From the text: We first present an algorithm that constructs the minuscule varieties using elementary algebraic geometry. The minuscule varieties are a preferred class of homogeneous varieties. They are essentially the homogeneous projective varieties that admit an irreducible Hermitian symmetric metric. \(\ldots\)
Next we present an algorithm that constructs the fundamental adjoint varieties using the ideals of the tangential and secant varieties of certain minuscule varieties. By an adjoint variety, we mean the unique closed orbit in the projectivization \(P\mathfrak g\) of a simple complex Lie algebra \(\mathfrak g\). We say that an adjoint variety is fundamental if the adjoint representation is fundamental. In particular, we construct all complex simple Lie algebras without any reference to Lie theory.
Complex simple Lie algebras were first classified by Cartan and Killing 100 years ago. Their classification proof proceeds by reducing the question to a combinatorial problem: the classification of irreducible root systems, and then classifying root systems.
We present a new proof of the classification of minuscule varieties and complex simple Lie algebras by showing our algorithms produce all minuscule (resp. fundamental adjoint) varieties without using the classification of root systems, although we do use some properties of root systems. We also provide a proof that the only non-fundamental adjoint varieties are the adjoint varieties of \(A_m\) and \(C_m\), and thus we obtain a new proof of the classification of complex simple Lie algebras. Our proof can be translated into a combinatorial argument: the construction consists of two sets of rules for adding new nodes to marked Dynkin diagrams. Our constructions have applications that go well beyond the classification proof presented in this article.

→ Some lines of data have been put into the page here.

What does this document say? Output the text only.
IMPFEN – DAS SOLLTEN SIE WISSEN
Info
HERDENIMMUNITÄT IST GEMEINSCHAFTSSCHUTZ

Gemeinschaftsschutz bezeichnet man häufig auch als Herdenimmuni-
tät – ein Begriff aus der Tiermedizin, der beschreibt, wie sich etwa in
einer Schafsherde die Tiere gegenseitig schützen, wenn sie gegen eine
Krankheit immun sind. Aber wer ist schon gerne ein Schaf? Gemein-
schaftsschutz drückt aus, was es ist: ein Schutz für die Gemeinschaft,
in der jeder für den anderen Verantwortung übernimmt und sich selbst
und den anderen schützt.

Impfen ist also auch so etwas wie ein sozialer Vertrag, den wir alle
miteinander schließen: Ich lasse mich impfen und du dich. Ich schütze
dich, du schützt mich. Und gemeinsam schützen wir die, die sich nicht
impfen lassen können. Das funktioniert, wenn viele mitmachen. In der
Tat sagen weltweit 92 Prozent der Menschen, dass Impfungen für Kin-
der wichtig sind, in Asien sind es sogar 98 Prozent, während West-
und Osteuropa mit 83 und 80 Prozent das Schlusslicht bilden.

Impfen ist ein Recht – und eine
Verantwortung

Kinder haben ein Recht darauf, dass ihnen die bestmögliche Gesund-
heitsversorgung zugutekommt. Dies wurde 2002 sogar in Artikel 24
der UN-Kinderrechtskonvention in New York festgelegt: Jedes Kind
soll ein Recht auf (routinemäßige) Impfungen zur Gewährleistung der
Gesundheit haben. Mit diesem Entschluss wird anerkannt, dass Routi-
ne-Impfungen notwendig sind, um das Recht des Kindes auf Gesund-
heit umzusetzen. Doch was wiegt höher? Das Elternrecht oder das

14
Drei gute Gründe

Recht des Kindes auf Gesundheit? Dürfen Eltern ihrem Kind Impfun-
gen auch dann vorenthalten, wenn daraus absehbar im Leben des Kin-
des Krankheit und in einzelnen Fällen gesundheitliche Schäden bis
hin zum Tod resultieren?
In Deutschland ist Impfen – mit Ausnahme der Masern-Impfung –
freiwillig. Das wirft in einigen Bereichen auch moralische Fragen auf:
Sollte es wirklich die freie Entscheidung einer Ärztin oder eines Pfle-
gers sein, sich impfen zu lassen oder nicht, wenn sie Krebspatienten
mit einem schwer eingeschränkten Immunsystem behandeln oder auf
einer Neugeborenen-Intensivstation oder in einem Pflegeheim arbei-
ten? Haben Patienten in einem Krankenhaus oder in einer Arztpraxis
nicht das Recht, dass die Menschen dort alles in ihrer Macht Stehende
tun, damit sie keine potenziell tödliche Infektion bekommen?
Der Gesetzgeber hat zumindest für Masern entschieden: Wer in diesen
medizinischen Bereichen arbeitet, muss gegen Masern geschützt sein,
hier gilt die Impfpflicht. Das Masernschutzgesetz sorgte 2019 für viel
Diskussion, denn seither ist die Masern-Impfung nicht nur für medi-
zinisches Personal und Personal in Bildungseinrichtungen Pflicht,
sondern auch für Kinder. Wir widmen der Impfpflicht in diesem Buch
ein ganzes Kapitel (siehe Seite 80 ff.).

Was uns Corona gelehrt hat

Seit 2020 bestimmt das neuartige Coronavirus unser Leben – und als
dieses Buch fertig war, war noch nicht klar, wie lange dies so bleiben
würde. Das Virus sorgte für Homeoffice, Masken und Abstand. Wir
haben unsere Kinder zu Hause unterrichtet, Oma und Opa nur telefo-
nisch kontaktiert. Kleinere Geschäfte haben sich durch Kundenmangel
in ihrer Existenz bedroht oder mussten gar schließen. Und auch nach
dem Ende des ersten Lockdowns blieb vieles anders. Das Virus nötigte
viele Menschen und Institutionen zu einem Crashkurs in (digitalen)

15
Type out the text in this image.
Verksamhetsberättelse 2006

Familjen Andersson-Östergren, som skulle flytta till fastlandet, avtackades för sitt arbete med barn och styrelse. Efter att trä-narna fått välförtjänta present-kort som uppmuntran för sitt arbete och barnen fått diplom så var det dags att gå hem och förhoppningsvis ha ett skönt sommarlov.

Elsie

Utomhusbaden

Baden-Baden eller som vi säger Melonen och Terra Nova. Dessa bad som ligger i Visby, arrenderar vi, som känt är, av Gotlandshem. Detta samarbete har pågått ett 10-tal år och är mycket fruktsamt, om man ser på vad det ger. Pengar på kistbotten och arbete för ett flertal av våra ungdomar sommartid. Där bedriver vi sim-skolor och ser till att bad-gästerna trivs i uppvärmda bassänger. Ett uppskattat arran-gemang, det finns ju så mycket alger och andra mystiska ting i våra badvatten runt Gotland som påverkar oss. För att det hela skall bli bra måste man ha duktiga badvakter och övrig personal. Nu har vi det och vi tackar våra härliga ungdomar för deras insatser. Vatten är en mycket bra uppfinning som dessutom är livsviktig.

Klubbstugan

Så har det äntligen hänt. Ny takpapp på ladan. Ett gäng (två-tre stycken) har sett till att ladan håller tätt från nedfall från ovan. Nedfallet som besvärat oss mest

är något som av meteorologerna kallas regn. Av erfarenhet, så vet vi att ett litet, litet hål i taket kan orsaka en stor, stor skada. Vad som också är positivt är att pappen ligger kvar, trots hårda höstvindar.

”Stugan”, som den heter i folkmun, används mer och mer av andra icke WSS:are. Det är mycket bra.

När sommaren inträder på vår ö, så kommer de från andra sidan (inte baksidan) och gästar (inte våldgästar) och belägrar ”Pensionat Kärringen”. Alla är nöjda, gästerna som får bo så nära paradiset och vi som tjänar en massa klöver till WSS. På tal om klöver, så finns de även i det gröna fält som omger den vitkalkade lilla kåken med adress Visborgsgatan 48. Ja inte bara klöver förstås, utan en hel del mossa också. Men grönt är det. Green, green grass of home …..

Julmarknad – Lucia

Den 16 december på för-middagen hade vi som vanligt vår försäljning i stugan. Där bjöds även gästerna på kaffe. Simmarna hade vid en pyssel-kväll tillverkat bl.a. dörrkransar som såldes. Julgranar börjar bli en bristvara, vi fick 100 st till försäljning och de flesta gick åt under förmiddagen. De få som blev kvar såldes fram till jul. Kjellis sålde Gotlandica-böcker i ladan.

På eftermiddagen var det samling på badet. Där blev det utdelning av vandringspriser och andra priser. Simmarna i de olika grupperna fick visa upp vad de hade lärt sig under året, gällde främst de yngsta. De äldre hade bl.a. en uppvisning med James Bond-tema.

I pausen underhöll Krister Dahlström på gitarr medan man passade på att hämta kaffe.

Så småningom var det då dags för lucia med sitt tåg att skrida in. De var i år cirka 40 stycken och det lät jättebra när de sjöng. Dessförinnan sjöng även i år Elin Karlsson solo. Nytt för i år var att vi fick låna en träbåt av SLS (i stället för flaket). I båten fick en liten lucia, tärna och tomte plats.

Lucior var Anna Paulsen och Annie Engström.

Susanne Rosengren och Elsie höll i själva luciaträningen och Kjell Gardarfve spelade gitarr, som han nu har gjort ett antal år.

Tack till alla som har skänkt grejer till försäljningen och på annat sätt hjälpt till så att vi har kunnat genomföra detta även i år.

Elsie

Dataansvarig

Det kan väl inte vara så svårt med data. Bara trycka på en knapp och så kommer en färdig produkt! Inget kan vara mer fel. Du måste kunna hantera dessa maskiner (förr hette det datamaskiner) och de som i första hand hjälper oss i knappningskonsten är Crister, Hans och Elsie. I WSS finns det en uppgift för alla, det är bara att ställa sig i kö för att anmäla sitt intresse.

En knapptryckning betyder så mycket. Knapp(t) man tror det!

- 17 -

This is the second paper in a series. In [(*) J. Algebra 239, No. 2, 477–512 (2001; Zbl 1064.14053)], [(**) Series of Lie algebras, after Deligne, Freudenthal and Zak. In preparation] and [(***) Adv. Math. 171, No. 1, 59–85 (2002; Zbl 1035.17016)] we present geometric and representation-theoretic applications of our algorithms. In [(*)] we study the geometry of the exceptional homogeneous spaces using the constructions of this paper. In [(**)] and [(***)] we apply the results of this paper, especially our observations about the Casimir in Section 5, to obtain decomposition and dimension formulas for tensor powers of some preferred representations.